I wanted to like Lost Sphear. I considered I Am Setsuna to be underrated, with much of the criticism levied against it unfair, so I had plenty of benefit of the doubt to give Lost Sphear. And at first, I really did enjoy it! Like I Am Setsuna, Lost Sphear has beautiful visuals and music. I immediately found its world comforting, its characters likable, and its storytelling compelling. The initial group of characters, their relationships, and their role in their town are well established and feel real enough to invest in.

But after a few hours, the story started going in strange directions that felt less grounded and less plausible.

There were a few minor frustrations that I was able to deal with, like a party member getting suddenly and forcibly removed in a contrived way. As these accumulated, they thinned my patience - but then something significantly weirder happened.

At this point in the plot, my party wanted to talk to some prisoners but was not allowed into the prison. They discussed the problem, but had trouble coming up with any ideas. However, one of my party members happened to be from ancient times, and he mentioned that it’s a shame that “night” doesn’t seem to exist in this era, because cover of darkness would make it easier to sneak in to the prison.

This was, in a word, jarring. Endless day is a big deal that should have huge, sweeping, global implications. It’s not something that should just be casually mentioned a few hours into the game as part of figuring out a minor story goal.

The exposition that followed made it clear that the day has lasted so long that even the term “night” is forgotten. There’s like one historian (conveniently nearby, of course) investigating the crazy idea that there used to be “loss of light”. It’s clear that this world has been without night for a long time - generations, at least.

Yet nothing else in the game so far has indicated that this is a world full of people who’ve never known night. Towns have lamps and torches and lights everywhere, just like normal. (Including around the prison, so nighttime wouldn’t even make it easy to sneak in.) It’s true that the player has only experienced daytime so far, but that’s a normal thing in games like this - there’s been nothing at all hinting that the in-world day/night cycle has been disrupted.
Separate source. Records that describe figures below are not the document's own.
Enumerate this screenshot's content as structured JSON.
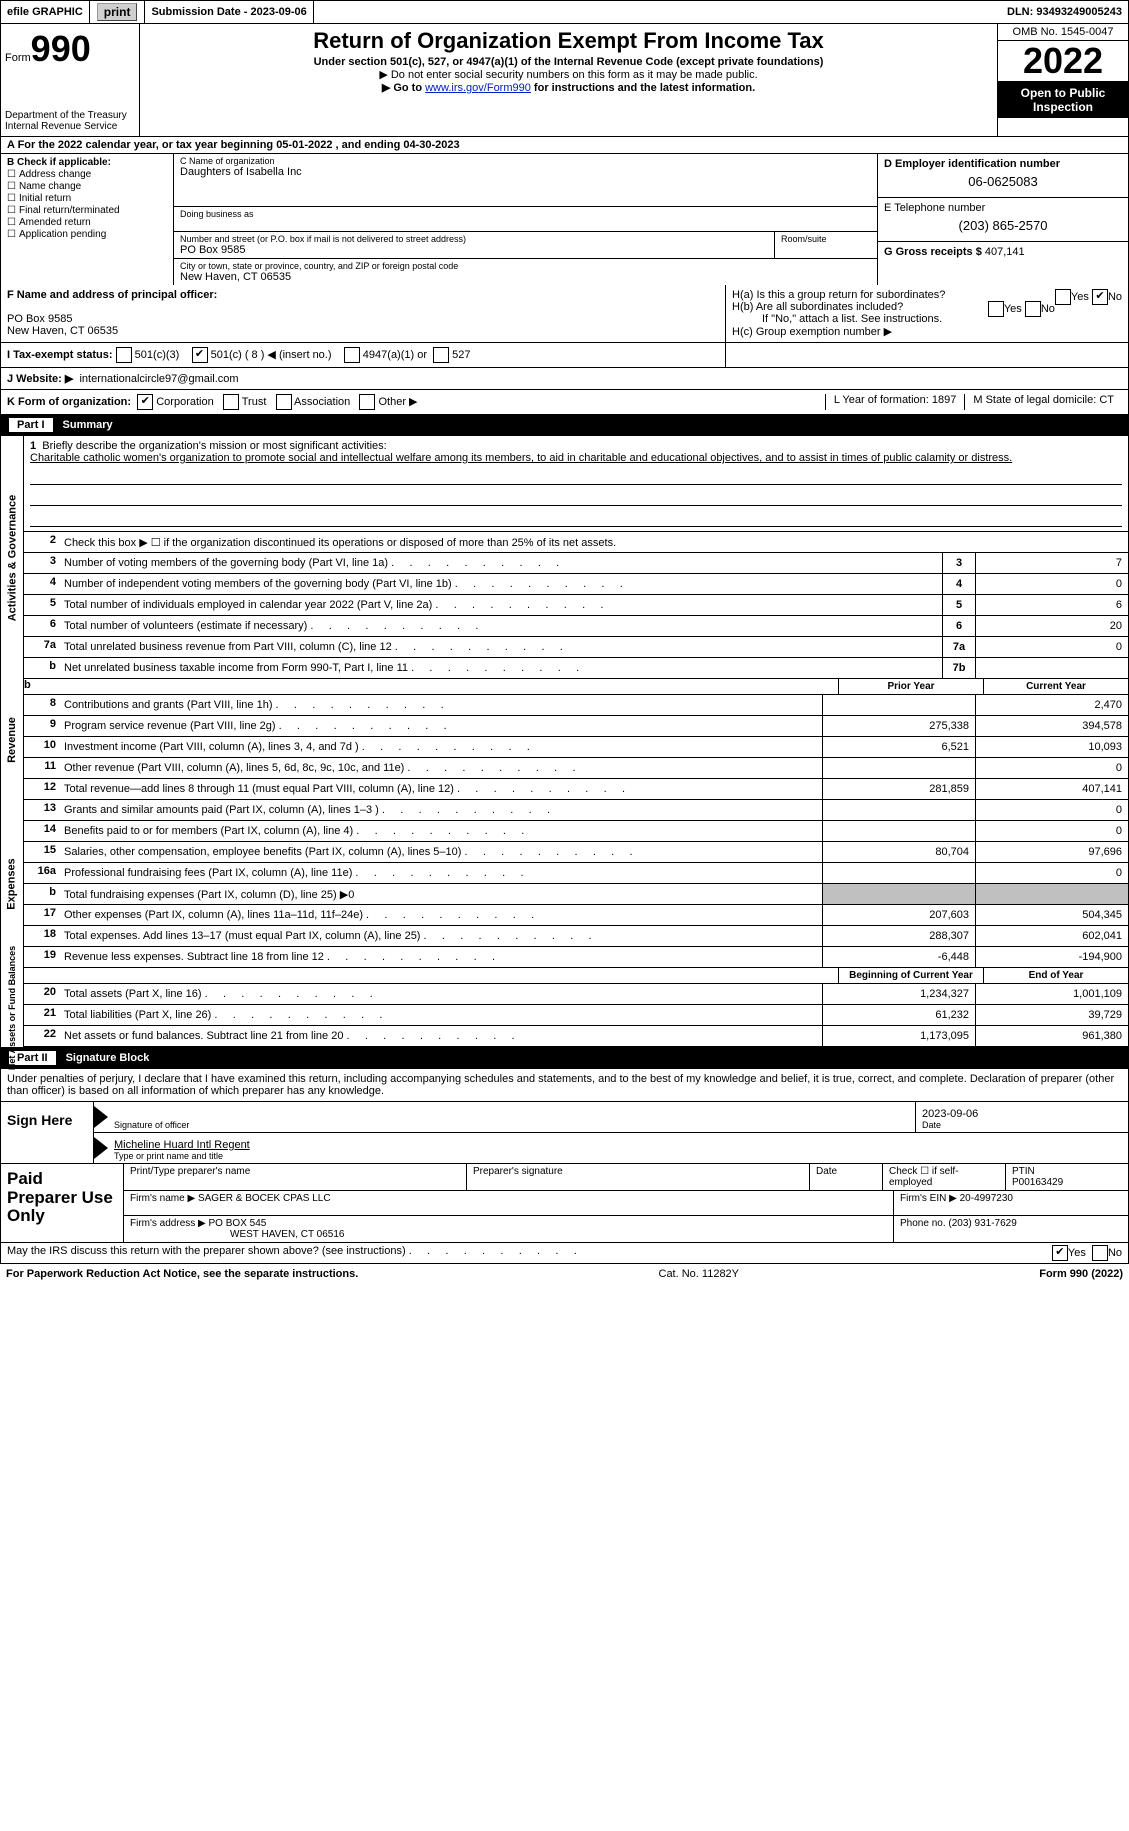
{
  "topbar": {
    "efile": "efile GRAPHIC",
    "print": "print",
    "submission": "Submission Date - 2023-09-06",
    "dln": "DLN: 93493249005243"
  },
  "header": {
    "form_label": "Form",
    "form_num": "990",
    "dept": "Department of the Treasury",
    "irs": "Internal Revenue Service",
    "title": "Return of Organization Exempt From Income Tax",
    "sub1": "Under section 501(c), 527, or 4947(a)(1) of the Internal Revenue Code (except private foundations)",
    "sub2": "▶ Do not enter social security numbers on this form as it may be made public.",
    "sub3": "▶ Go to ",
    "link": "www.irs.gov/Form990",
    "sub3b": " for instructions and the latest information.",
    "omb": "OMB No. 1545-0047",
    "year": "2022",
    "inspect": "Open to Public Inspection"
  },
  "rowA": "A For the 2022 calendar year, or tax year beginning 05-01-2022     , and ending 04-30-2023",
  "colB": {
    "label": "B Check if applicable:",
    "items": [
      "Address change",
      "Name change",
      "Initial return",
      "Final return/terminated",
      "Amended return",
      "Application pending"
    ]
  },
  "colC": {
    "name_label": "C Name of organization",
    "name": "Daughters of Isabella Inc",
    "dba_label": "Doing business as",
    "street_label": "Number and street (or P.O. box if mail is not delivered to street address)",
    "street": "PO Box 9585",
    "suite_label": "Room/suite",
    "city_label": "City or town, state or province, country, and ZIP or foreign postal code",
    "city": "New Haven, CT  06535"
  },
  "colD": {
    "label": "D Employer identification number",
    "val": "06-0625083"
  },
  "colE": {
    "label": "E Telephone number",
    "val": "(203) 865-2570"
  },
  "colG": {
    "label": "G Gross receipts $",
    "val": "407,141"
  },
  "rowF": {
    "label": "F  Name and address of principal officer:",
    "line1": "PO Box 9585",
    "line2": "New Haven, CT  06535"
  },
  "rowH": {
    "a": "H(a)  Is this a group return for subordinates?",
    "b": "H(b)  Are all subordinates included?",
    "note": "If \"No,\" attach a list. See instructions.",
    "c": "H(c)  Group exemption number ▶"
  },
  "rowI": {
    "label": "I    Tax-exempt status:",
    "opts": "501(c)(3)          501(c) ( 8 ) ◀ (insert no.)          4947(a)(1) or          527"
  },
  "rowJ": {
    "label": "J   Website: ▶",
    "val": "internationalcircle97@gmail.com"
  },
  "rowK": {
    "label": "K Form of organization:",
    "opts": "Corporation        Trust        Association        Other ▶",
    "l": "L Year of formation: 1897",
    "m": "M State of legal domicile: CT"
  },
  "part1": {
    "label": "Part I",
    "title": "Summary"
  },
  "mission": {
    "num": "1",
    "label": "Briefly describe the organization's mission or most significant activities:",
    "text": "Charitable catholic women's organization to promote social and intellectual welfare among its members, to aid in charitable and educational objectives, and to assist in times of public calamity or distress."
  },
  "line2": "Check this box ▶ ☐  if the organization discontinued its operations or disposed of more than 25% of its net assets.",
  "sidebars": {
    "ag": "Activities & Governance",
    "rev": "Revenue",
    "exp": "Expenses",
    "na": "Net Assets or Fund Balances"
  },
  "lines_ag": [
    {
      "n": "3",
      "d": "Number of voting members of the governing body (Part VI, line 1a)",
      "b": "3",
      "v": "7"
    },
    {
      "n": "4",
      "d": "Number of independent voting members of the governing body (Part VI, line 1b)",
      "b": "4",
      "v": "0"
    },
    {
      "n": "5",
      "d": "Total number of individuals employed in calendar year 2022 (Part V, line 2a)",
      "b": "5",
      "v": "6"
    },
    {
      "n": "6",
      "d": "Total number of volunteers (estimate if necessary)",
      "b": "6",
      "v": "20"
    },
    {
      "n": "7a",
      "d": "Total unrelated business revenue from Part VIII, column (C), line 12",
      "b": "7a",
      "v": "0"
    },
    {
      "n": "b",
      "d": "Net unrelated business taxable income from Form 990-T, Part I, line 11",
      "b": "7b",
      "v": ""
    }
  ],
  "cols": {
    "prior": "Prior Year",
    "current": "Current Year"
  },
  "lines_rev": [
    {
      "n": "8",
      "d": "Contributions and grants (Part VIII, line 1h)",
      "p": "",
      "c": "2,470"
    },
    {
      "n": "9",
      "d": "Program service revenue (Part VIII, line 2g)",
      "p": "275,338",
      "c": "394,578"
    },
    {
      "n": "10",
      "d": "Investment income (Part VIII, column (A), lines 3, 4, and 7d )",
      "p": "6,521",
      "c": "10,093"
    },
    {
      "n": "11",
      "d": "Other revenue (Part VIII, column (A), lines 5, 6d, 8c, 9c, 10c, and 11e)",
      "p": "",
      "c": "0"
    },
    {
      "n": "12",
      "d": "Total revenue—add lines 8 through 11 (must equal Part VIII, column (A), line 12)",
      "p": "281,859",
      "c": "407,141"
    }
  ],
  "lines_exp": [
    {
      "n": "13",
      "d": "Grants and similar amounts paid (Part IX, column (A), lines 1–3 )",
      "p": "",
      "c": "0"
    },
    {
      "n": "14",
      "d": "Benefits paid to or for members (Part IX, column (A), line 4)",
      "p": "",
      "c": "0"
    },
    {
      "n": "15",
      "d": "Salaries, other compensation, employee benefits (Part IX, column (A), lines 5–10)",
      "p": "80,704",
      "c": "97,696"
    },
    {
      "n": "16a",
      "d": "Professional fundraising fees (Part IX, column (A), line 11e)",
      "p": "",
      "c": "0"
    },
    {
      "n": "b",
      "d": "Total fundraising expenses (Part IX, column (D), line 25) ▶0",
      "shaded": true
    },
    {
      "n": "17",
      "d": "Other expenses (Part IX, column (A), lines 11a–11d, 11f–24e)",
      "p": "207,603",
      "c": "504,345"
    },
    {
      "n": "18",
      "d": "Total expenses. Add lines 13–17 (must equal Part IX, column (A), line 25)",
      "p": "288,307",
      "c": "602,041"
    },
    {
      "n": "19",
      "d": "Revenue less expenses. Subtract line 18 from line 12",
      "p": "-6,448",
      "c": "-194,900"
    }
  ],
  "cols2": {
    "beg": "Beginning of Current Year",
    "end": "End of Year"
  },
  "lines_na": [
    {
      "n": "20",
      "d": "Total assets (Part X, line 16)",
      "p": "1,234,327",
      "c": "1,001,109"
    },
    {
      "n": "21",
      "d": "Total liabilities (Part X, line 26)",
      "p": "61,232",
      "c": "39,729"
    },
    {
      "n": "22",
      "d": "Net assets or fund balances. Subtract line 21 from line 20",
      "p": "1,173,095",
      "c": "961,380"
    }
  ],
  "part2": {
    "label": "Part II",
    "title": "Signature Block"
  },
  "sig_text": "Under penalties of perjury, I declare that I have examined this return, including accompanying schedules and statements, and to the best of my knowledge and belief, it is true, correct, and complete. Declaration of preparer (other than officer) is based on all information of which preparer has any knowledge.",
  "sign": {
    "here": "Sign Here",
    "sig_label": "Signature of officer",
    "date": "2023-09-06",
    "date_label": "Date",
    "name": "Micheline Huard  Intl Regent",
    "name_label": "Type or print name and title"
  },
  "prep": {
    "title": "Paid Preparer Use Only",
    "h1": "Print/Type preparer's name",
    "h2": "Preparer's signature",
    "h3": "Date",
    "h4": "Check ☐ if self-employed",
    "h5": "PTIN",
    "ptin": "P00163429",
    "firm_label": "Firm's name    ▶",
    "firm": "SAGER & BOCEK CPAS LLC",
    "ein_label": "Firm's EIN ▶",
    "ein": "20-4997230",
    "addr_label": "Firm's address ▶",
    "addr1": "PO BOX 545",
    "addr2": "WEST HAVEN, CT  06516",
    "phone_label": "Phone no.",
    "phone": "(203) 931-7629"
  },
  "discuss": "May the IRS discuss this return with the preparer shown above? (see instructions)",
  "footer": {
    "paperwork": "For Paperwork Reduction Act Notice, see the separate instructions.",
    "cat": "Cat. No. 11282Y",
    "form": "Form 990 (2022)"
  }
}
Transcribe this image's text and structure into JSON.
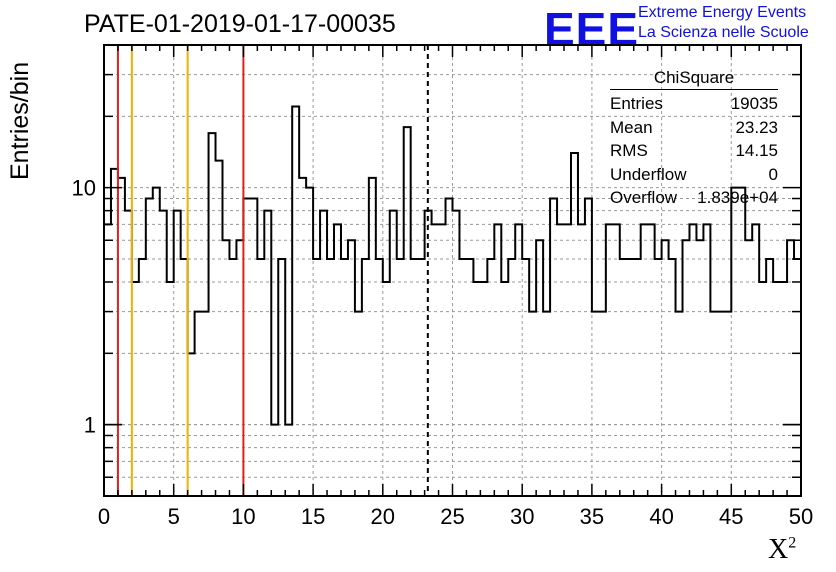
{
  "title": "PATE-01-2019-01-17-00035",
  "logo": {
    "mark": "EEE",
    "line1": "Extreme Energy Events",
    "line2": "La Scienza nelle Scuole",
    "color": "#1010e0"
  },
  "stats_box": {
    "title": "ChiSquare",
    "rows": [
      {
        "label": "Entries",
        "value": "19035"
      },
      {
        "label": "Mean",
        "value": "23.23"
      },
      {
        "label": "RMS",
        "value": "14.15"
      },
      {
        "label": "Underflow",
        "value": "0"
      },
      {
        "label": "Overflow",
        "value": "1.839e+04"
      }
    ]
  },
  "chart_data": {
    "type": "histogram",
    "ylabel": "Entries/bin",
    "xlabel": "X",
    "xlabel_superscript": "2",
    "xlim": [
      0,
      50
    ],
    "ylim": [
      0.5,
      40
    ],
    "yscale": "log",
    "grid": true,
    "bin_width": 0.5,
    "x_ticks": [
      "0",
      "5",
      "10",
      "15",
      "20",
      "25",
      "30",
      "35",
      "40",
      "45",
      "50"
    ],
    "y_ticks": [
      {
        "value": 1,
        "label": "1"
      },
      {
        "value": 10,
        "label": "10"
      }
    ],
    "counts": [
      7,
      12,
      11,
      8,
      4,
      5,
      9,
      10,
      8,
      4,
      8,
      5,
      2,
      3,
      3,
      17,
      13,
      6,
      5,
      6,
      9,
      9,
      5,
      8,
      1,
      5,
      1,
      22,
      11,
      10,
      5,
      8,
      5,
      7,
      5,
      6,
      3,
      5,
      11,
      5,
      4,
      8,
      5,
      18,
      5,
      5,
      8,
      7,
      7,
      9,
      8,
      5,
      5,
      4,
      4,
      5,
      7,
      4,
      5,
      7,
      5,
      3,
      6,
      3,
      9,
      7,
      7,
      14,
      7,
      9,
      3,
      3,
      7,
      7,
      5,
      5,
      5,
      7,
      7,
      5,
      6,
      5,
      3,
      6,
      7,
      6,
      7,
      3,
      3,
      3,
      10,
      10,
      6,
      7,
      4,
      5,
      4,
      4,
      6,
      5
    ],
    "vertical_lines": [
      {
        "x": 1,
        "color": "#e02020",
        "style": "solid"
      },
      {
        "x": 2,
        "color": "#f0b000",
        "style": "solid"
      },
      {
        "x": 6,
        "color": "#f0b000",
        "style": "solid"
      },
      {
        "x": 10,
        "color": "#e02020",
        "style": "solid"
      },
      {
        "x": 23.23,
        "color": "#000000",
        "style": "dashed"
      }
    ]
  }
}
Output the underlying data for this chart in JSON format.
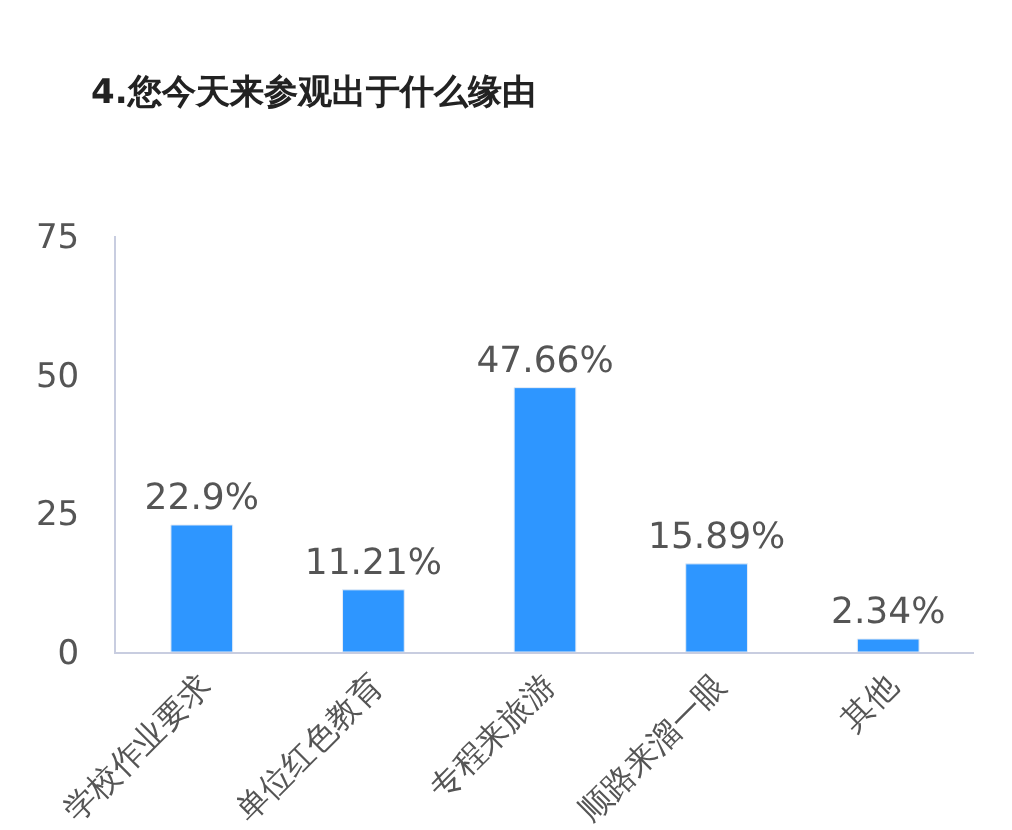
{
  "chart_data": {
    "type": "bar",
    "title": "4.您今天来参观出于什么缘由",
    "categories": [
      "学校作业要求",
      "单位红色教育",
      "专程来旅游",
      "顺路来溜一眼",
      "其他"
    ],
    "values": [
      22.9,
      11.21,
      47.66,
      15.89,
      2.34
    ],
    "value_labels": [
      "22.9%",
      "11.21%",
      "47.66%",
      "15.89%",
      "2.34%"
    ],
    "color": "#2e96ff",
    "ylim": [
      0,
      75
    ],
    "yticks": [
      0,
      25,
      50,
      75
    ]
  }
}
This feels like a huge lost opportunity. If there’d been hints along the way–no artificial light sources, prominent blackout curtains in every bedroom, cryptic comments about the timing of events and activities, etc.–this sudden reveal would snap everything into place. It’d be a subversion of the fact that time doesn’t really pass in most games like these.

So my party met up with the historian, choosing to hide the fact that we had someone with us who had actually experienced night, and learned that there was apparently some kind of elemental tower (also conveniently nearby) that was hypothesized to be the source of time (whatever that means) which had apparently stopped working right around when nighttime stopped happening. Therefore, my party decided to go fix the time tower so the world would experience nighttime again so we could sneak into the prison to talk to the prisoners.

If I’d been jarred before, now I was broken clean out of the game’s world. Restoring night to a world that has been without it for generations is huge. It’s not something a few people should casually decide to do in pursuit of a mundane objective. Especially when it’s not at all clear that it would actually make the objective achievable, and especially when the problem has many more reasonable solutions (such as asking their high-ranking military friend to get them access).

But that’s what happened. I walked my party over to the tower, pressed a button to fix it, and the world plunged into darkness.

I walked around the darkened world map in a shocked daze. I had trouble believing that I’d just casually done this huge world-changing thing that should by all rights send the entire global society into panicked chaos, all because my party wanted it to be dark so they could try to sneak into a prison to talk to some people and couldn’t think of a different solution. This was literally the first thing they’d tried or even discussed.

While I was walking, it became light again, and I realized that there must now be a day/night cycle and I’d now have to wait until nightfall again in order to go try to sneak into the prison.

That was finally too much and I had to step away from the game. I assumed I’d come back later, but it’s been days now and I don’t think I’m going to. This chain of events means the setting no longer feels like a world and the characters no longer feel like people. I can no longer invest in them or the story, and to me that’s death for an RPG.